Nevertheless, one executive took occasion to claim bragging rights.

“Baidu’s DeepBench results clearly highlight Pascal as the performance leader across all deep learning workloads,” said Ian Buck, vice president of accelerated computing at Nvidia. “When full applications are benchmarked, such as Caffe AlexNet or Caffe VGG-19, our internal testing shows Pascal is up to 6x faster than [Intel's] Knights Landing,” he added.

The Baidu researchers also hope other processor vendors and data center operators contribute to expanding and running chips on the benchmark.

“I’d be personally interested in results on AMD GPUs and ASICs from startups with custom hardware for whom it may be difficult to run full models -- this might be an easier way to for them to get their capabilities out there,” Diamos said, noting the lab currently uses systems with eight Nvidia TitanX processors to run its speech recognition models.

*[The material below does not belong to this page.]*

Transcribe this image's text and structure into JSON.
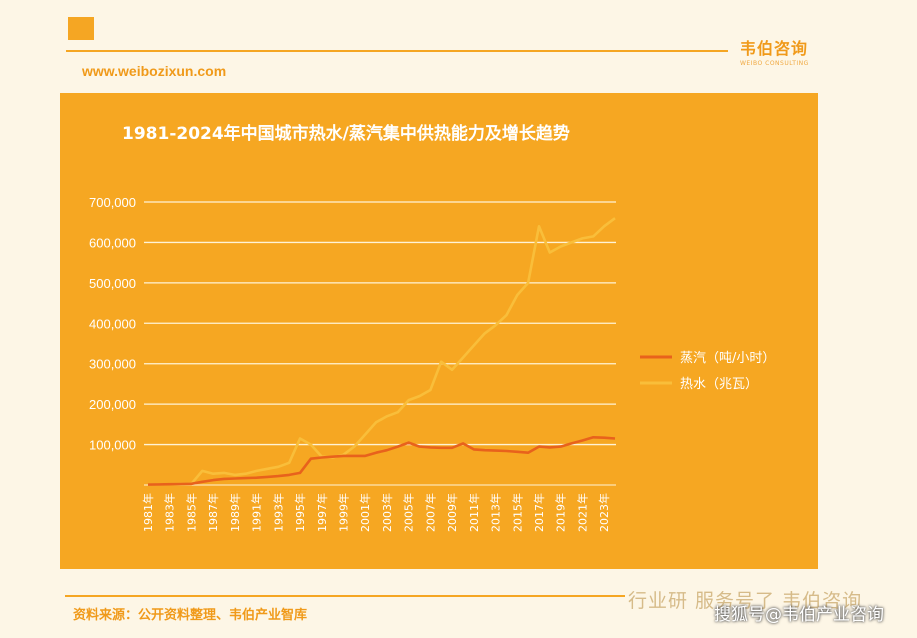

DeepBench tests low-level hardware libraries, not higher level AI frameworks the data centers create such as Baidu’s PaddlePaddle and Google’s TensorFlow.

“At the framework level, there’s a huge amount of difference in the models, and different models for different apps, but below the frameworks they use a few common operations,” said Sharan Narang a software engineer in Baidu’s AI lab. “The hope is we can find the core common operations that are more actionable for hardware makers,” he said.

The researchers are considering whether they need a benchmark for inferencing, the separate job of using the models to find patterns in data. Today Baidu and Microsoft use FPGAs on servers to accelerate that less compute-intensive work.

Whether competing data center operators collaborate on DeepBench remains to be seen.